El politólogo y filósofo Eduardo Rinesi, en diálogo con Contexto, consideró que en el caso argentino la palabra populismo está fuertemente asociada a la ampliación de los derechos. “El pensamiento conservador, poco dispuesto a pensar que los antiguos privilegios deberían convertirse en posibilidades ciertas para todos, reacciona frente a la idea de derecho diciendo ‘¿qué locura es esta?’, frase que ha usado el presidente Macri”.

Rinesi subrayó que “cuando se asocia el populismo a la idea de engaño, se apunta en esa dirección, en contra de la ampliación de derechos”. Precisó que para el neoliberalismo “es caprichoso y artificioso” que las mayorías accedan a las Universidades o se vayan de vacaciones. “Y esa es una postura profundamente conservadora, y a lo que invita ese pensamiento es a no pensar políticas, instituciones ni transformaciones sobre el mundo que permitan hacer que lo que hoy no es un derecho pueda convertirse en tal cosa”.

Una receta discursiva del Gobierno para justificar el ajuste y el declive en las condiciones de vida de los sectores trabajadores es señalar que las mejoras siempre están por venir, en un próximo trimestre o semestre. El politólogo y filósofo Dante Palma afirmó que la retórica del neoliberalismo tiene una “estructura religiosa”: “la idea de que tenés que esforzarte porque la promesa de la buena vida está más allá. Hoy hay que hacer un gran esfuerzo porque, como dijo Michetti, ‘hemos visto la luz del túnel’. Tenés que seguir ajustándote porque a la larga va a estar lo mejor, hay que sufrir hoy para ser feliz mañana”, dijo a Contexto el ex panelista del programa 678.

Palma explicó los motivos por los que el Gobierno expresa tamaña saña con el populismo. “Desde la derecha liberal, el concepto de populismo hoy ha reemplazado todos los males que engendraba el comunismo”. Y siguió: “Ellos dicen que el populismo le da satisfacciones inmediatas al pueblo de acuerdo a lo que quiere, y que el pueblo no se da cuenta de lo que necesita a largo plazo, cuando esas gestiones han hecho una enorme distribución de la riqueza como no ha ocurrido con otro tipo de Gobierno”.

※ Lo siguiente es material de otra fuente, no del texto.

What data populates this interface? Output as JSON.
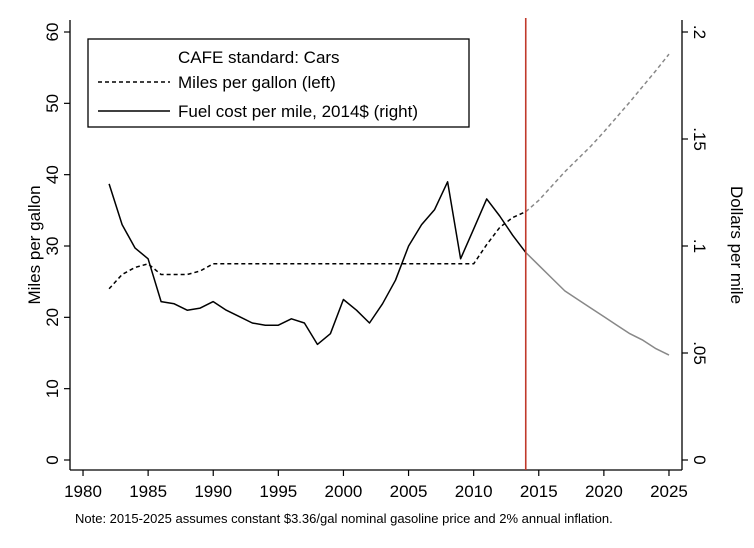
{
  "chart_data": {
    "type": "line",
    "legend": {
      "title": "CAFE standard: Cars",
      "entries": [
        "Miles per gallon (left)",
        "Fuel cost per mile, 2014$ (right)"
      ],
      "placement": "top-left"
    },
    "xlabel": "",
    "ylabel_left": "Miles per gallon",
    "ylabel_right": "Dollars per mile",
    "xlim": [
      1979,
      2026
    ],
    "ylim_left": [
      0,
      60
    ],
    "ylim_right": [
      0,
      0.2
    ],
    "x_ticks": [
      "1980",
      "1985",
      "1990",
      "1995",
      "2000",
      "2005",
      "2010",
      "2015",
      "2020",
      "2025"
    ],
    "y_left_ticks": [
      "0",
      "10",
      "20",
      "30",
      "40",
      "50",
      "60"
    ],
    "y_right_ticks": [
      "0",
      ".05",
      ".1",
      ".15",
      ".2"
    ],
    "vertical_line": {
      "x": 2014,
      "color": "#c0392b"
    },
    "grid": false,
    "series": [
      {
        "name": "Miles per gallon (left)",
        "axis": "left",
        "style": "dashed",
        "historical_color": "#000000",
        "projection_color": "#888888",
        "split_x": 2014,
        "x": [
          1982,
          1983,
          1984,
          1985,
          1986,
          1987,
          1988,
          1989,
          1990,
          1991,
          1992,
          1993,
          1994,
          1995,
          1996,
          1997,
          1998,
          1999,
          2000,
          2001,
          2002,
          2003,
          2004,
          2005,
          2006,
          2007,
          2008,
          2009,
          2010,
          2011,
          2012,
          2013,
          2014,
          2015,
          2016,
          2017,
          2018,
          2019,
          2020,
          2021,
          2022,
          2023,
          2024,
          2025
        ],
        "values": [
          24.0,
          26.0,
          27.0,
          27.5,
          26.0,
          26.0,
          26.0,
          26.5,
          27.5,
          27.5,
          27.5,
          27.5,
          27.5,
          27.5,
          27.5,
          27.5,
          27.5,
          27.5,
          27.5,
          27.5,
          27.5,
          27.5,
          27.5,
          27.5,
          27.5,
          27.5,
          27.5,
          27.5,
          27.5,
          30.2,
          32.6,
          34.0,
          34.8,
          36.4,
          38.4,
          40.4,
          42.2,
          44.0,
          46.0,
          48.1,
          50.2,
          52.4,
          54.6,
          56.9
        ]
      },
      {
        "name": "Fuel cost per mile, 2014$ (right)",
        "axis": "right",
        "style": "solid",
        "historical_color": "#000000",
        "projection_color": "#888888",
        "split_x": 2014,
        "x": [
          1982,
          1983,
          1984,
          1985,
          1986,
          1987,
          1988,
          1989,
          1990,
          1991,
          1992,
          1993,
          1994,
          1995,
          1996,
          1997,
          1998,
          1999,
          2000,
          2001,
          2002,
          2003,
          2004,
          2005,
          2006,
          2007,
          2008,
          2009,
          2010,
          2011,
          2012,
          2013,
          2014,
          2015,
          2016,
          2017,
          2018,
          2019,
          2020,
          2021,
          2022,
          2023,
          2024,
          2025
        ],
        "values": [
          0.129,
          0.11,
          0.099,
          0.094,
          0.074,
          0.073,
          0.07,
          0.071,
          0.074,
          0.07,
          0.067,
          0.064,
          0.063,
          0.063,
          0.066,
          0.064,
          0.054,
          0.059,
          0.075,
          0.07,
          0.064,
          0.073,
          0.084,
          0.1,
          0.11,
          0.117,
          0.13,
          0.094,
          0.108,
          0.122,
          0.114,
          0.105,
          0.097,
          0.091,
          0.085,
          0.079,
          0.075,
          0.071,
          0.067,
          0.063,
          0.059,
          0.056,
          0.052,
          0.049
        ]
      }
    ],
    "note": "Note: 2015-2025 assumes constant $3.36/gal nominal gasoline price and 2% annual inflation."
  }
}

En la actualidad, la palabra populismo también se relaciona con las derechas xenófobas que tienen sus más fuertes representaciones en el Gobierno de Estados Unidos de Donald Trump y en la ultraderecha francesa que llegó al balotaje de la mano de Marine Le Pen.

“Por lo general, en la literatura y la discusión periodística se entiende en Europa por populismo al pensamiento de una derecha autoritaria, generalmente xenófoba y con un componente fuertemente reactivo frente a la novedad y sobre todo frente a las diversas formas de la mezcla social que aparecerían contaminando un núcleo de pureza que representa al pueblo. Mientras que en América Latina la idea de populismo está asociada a reivindicaciones populares avanzadas, recuperaciones de la libertad y de derechos”.

El populismo de izquierda latinoamericano tiene la particularidad de ser cuestionado por derecha y por la izquierda clásica. “Populismo es una palabra que representa un problema, porque para los marxistas el pueblo está hecho por lucha de clases y para los liberales el mundo no está hecho de pueblo sino de individuos, y entonces para uno y para otro la palabra pueblo encubre una verdad más profunda: para los marxistas disimula el núcleo duro de conflicto entre clases y para los liberales el pueblo es una palabra confusa y equívoca que siempre parece amenazar las libertades de los individuos, es un pensamiento conflictivista que siempre está poniendo el dedo en la llaga dividiendo a los ricos de los pobres”.

La particularidad que tienen las experiencias de populismos latinoamericanos, siempre de acuerdo con las condiciones de cada país, “es la compleja articulación de tradiciones, valores y principios”, dijo Rinesi, recreaciones en muchos casos de los populismos del siglo XX, como en el caso del peronismo. “Los Gobiernos que conocimos en América Latina en este siglo fueron populismos, incluido el kirchnerismo, avanzados, de izquierda, progresistas y forjados un poco desde arriba del aparato del Estado. Esa es la originalidad de estos populismos”.